If you’re new to coaching, start with the foundation for leadership coaching. These three skills shape how people experience you as a leader—and how much they’re willing to follow your lead.
Then Build the Outcome Skills
Once the foundation is strong, coaching can help you apply those core strengths to performance and results.
Alignment
Alignment is about creating shared purpose, direction, and a flow of effort and information so everyone can focus on achieving common goals. Alignment ensures that your team’s energy points in the same direction.
Decision Making
Decision making entails balancing logic and emotion to make choices that help everyone perform better. Coaching often helps leaders strengthen impulse control, test assumptions, and make decisions that stick.
Motivation
Motivation is the art of inspiring people (and yourself) to keep improving and reach for ambitious goals. Motivation grows naturally when people trust their leader, feel valued, and see how their work contributes to something meaningful.
Working with a coach on these leadership development goals helps you move from self-awareness to influence—turning personal growth into better results for everyone around you.
Use Reflection to Prioritize Your Growth Areas
Ask yourself:
- Which of these six skills would most improve my leadership right now?
- How would my day-to-day interactions change if I strengthened these skills with leadership coaching?
- What feedback do I hear most often from my team or peers?

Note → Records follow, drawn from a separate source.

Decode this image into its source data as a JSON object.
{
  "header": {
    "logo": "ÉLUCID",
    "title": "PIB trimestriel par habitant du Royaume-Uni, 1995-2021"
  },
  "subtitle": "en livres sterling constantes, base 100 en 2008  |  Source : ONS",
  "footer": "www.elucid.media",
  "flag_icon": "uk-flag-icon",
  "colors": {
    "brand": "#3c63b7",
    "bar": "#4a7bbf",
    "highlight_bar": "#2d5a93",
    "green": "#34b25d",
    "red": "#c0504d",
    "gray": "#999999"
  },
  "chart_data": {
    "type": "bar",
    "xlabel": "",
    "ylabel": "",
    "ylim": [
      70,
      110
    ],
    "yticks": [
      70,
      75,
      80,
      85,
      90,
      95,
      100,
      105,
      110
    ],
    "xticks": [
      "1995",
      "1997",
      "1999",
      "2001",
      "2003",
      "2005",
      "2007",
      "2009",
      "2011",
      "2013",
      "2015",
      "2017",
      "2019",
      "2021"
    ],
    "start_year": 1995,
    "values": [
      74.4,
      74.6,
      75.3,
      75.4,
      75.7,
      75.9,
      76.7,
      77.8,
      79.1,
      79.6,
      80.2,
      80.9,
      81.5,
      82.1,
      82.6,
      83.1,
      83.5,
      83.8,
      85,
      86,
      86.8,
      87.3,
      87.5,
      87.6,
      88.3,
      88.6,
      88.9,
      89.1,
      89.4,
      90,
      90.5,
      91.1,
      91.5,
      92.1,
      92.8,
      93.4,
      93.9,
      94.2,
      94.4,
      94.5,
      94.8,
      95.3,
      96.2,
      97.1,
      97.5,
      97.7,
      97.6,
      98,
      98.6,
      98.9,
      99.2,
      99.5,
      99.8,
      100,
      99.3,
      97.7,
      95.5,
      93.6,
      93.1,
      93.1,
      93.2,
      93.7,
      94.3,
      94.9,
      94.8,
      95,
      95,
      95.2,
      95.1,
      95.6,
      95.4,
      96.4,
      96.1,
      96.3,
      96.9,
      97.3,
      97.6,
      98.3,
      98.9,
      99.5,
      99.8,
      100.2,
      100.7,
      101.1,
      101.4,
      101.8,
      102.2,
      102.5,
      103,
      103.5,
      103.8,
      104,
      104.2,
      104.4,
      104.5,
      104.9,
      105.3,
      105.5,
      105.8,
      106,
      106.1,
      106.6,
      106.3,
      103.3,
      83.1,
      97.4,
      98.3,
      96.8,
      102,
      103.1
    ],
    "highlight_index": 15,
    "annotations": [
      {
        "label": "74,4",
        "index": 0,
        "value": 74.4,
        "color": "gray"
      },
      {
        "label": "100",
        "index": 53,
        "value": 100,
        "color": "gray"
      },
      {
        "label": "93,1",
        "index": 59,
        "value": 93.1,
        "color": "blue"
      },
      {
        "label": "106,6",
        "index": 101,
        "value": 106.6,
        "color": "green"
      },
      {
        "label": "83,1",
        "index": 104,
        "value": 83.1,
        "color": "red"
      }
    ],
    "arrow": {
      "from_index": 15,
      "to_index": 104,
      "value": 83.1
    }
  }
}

Your honest answers will point directly to your leadership coaching goals.
How a Coach Helps You Develop the Right Skills Faster
A good coach doesn’t give advice—they help you think clearly, reflect honestly, and test new behaviors safely. Good coaches know the research about what drives leadership development from Harvard, Korn Ferry, Gallup and others. They aren’t guessing what will help you grow and improve results. They know from their own leadership development and their experience what works for other people.

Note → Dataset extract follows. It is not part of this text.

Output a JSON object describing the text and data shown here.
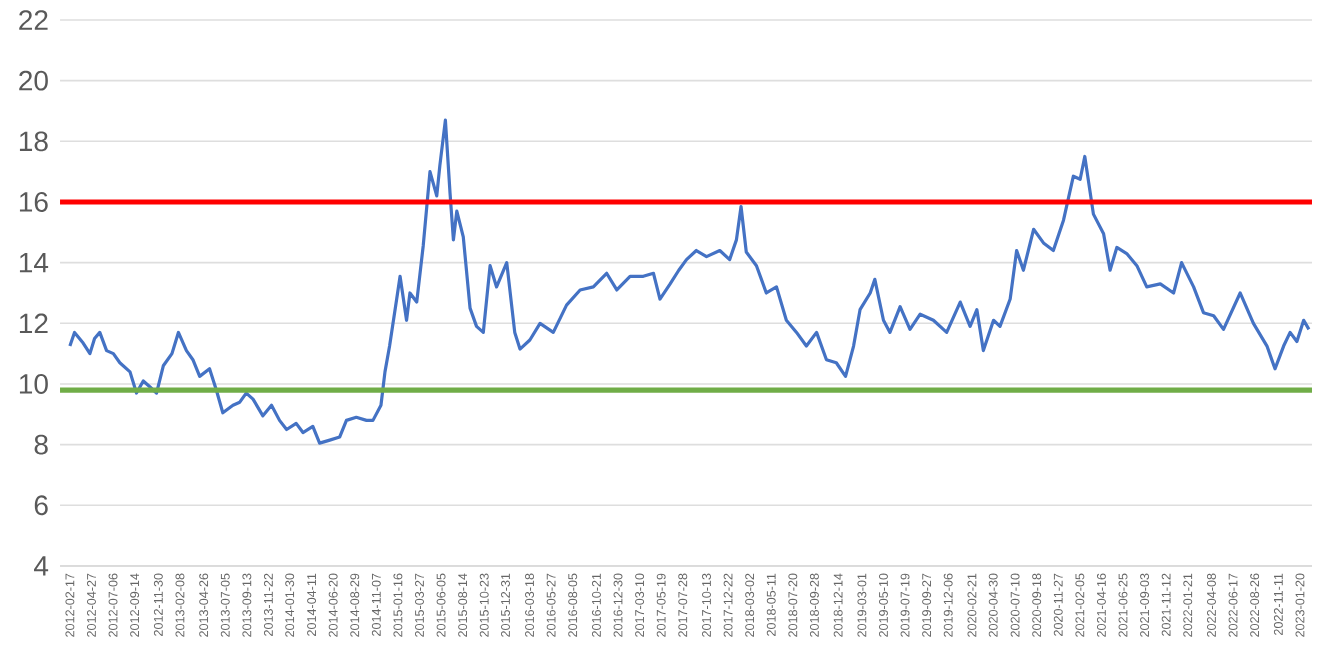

With the right goals in place, you’ll be able to find the right coach. Together you will measure progress, stay accountable, and celebrate visible results. That’s how leadership coaching goals turn insight into transformation.
Read More in This Series
Want more help setting the right coaching goals? Read: Set the Right Coaching Goals: The Leadership Skills That Drive Success.
- Why Hire a Coach, and How to Find the Right Coach for You
- Coaching vs Teaching vs Therapy — What Is Better for Me?
- What Business Coaching Is and Why It Works: The Proven Science That Helps Good Leaders Get Even Better
- If You Can’t Find a Good Mentor, Get a Great Coach: How We Really Learn at Work
FAQs for How to Identify Leadership Goals
What are leadership coaching goals?
Leadership coaching goals are the specific skills or outcomes you want to strengthen—such as confidence, trust, alignment, or decision making. Clear goals make coaching measurable and help you grow faster.
How do I identify my leadership goals?
Start by asking what skills would most improve your leadership right now. Reflect on feedback from your team, and focus on behaviors—like listening, decision making, or motivation—that would have the biggest impact.
Why are clear goals important in coaching?
Without clear goals, coaching can drift into abstract conversation. With them, every session has focus, accountability, and measurable progress toward real leadership growth.
How can a coach help me reach my leadership goals?
A good coach helps you reflect, practice, and stay accountable. They provide perspective and feedback that turn insight into new behavior—and new results.
What’s the difference between leadership and executive coaching?
Leadership coaching helps anyone in a leadership role build essential people skills. Executive coaching focuses on senior leaders who need to balance strategy, influence, and organizational impact.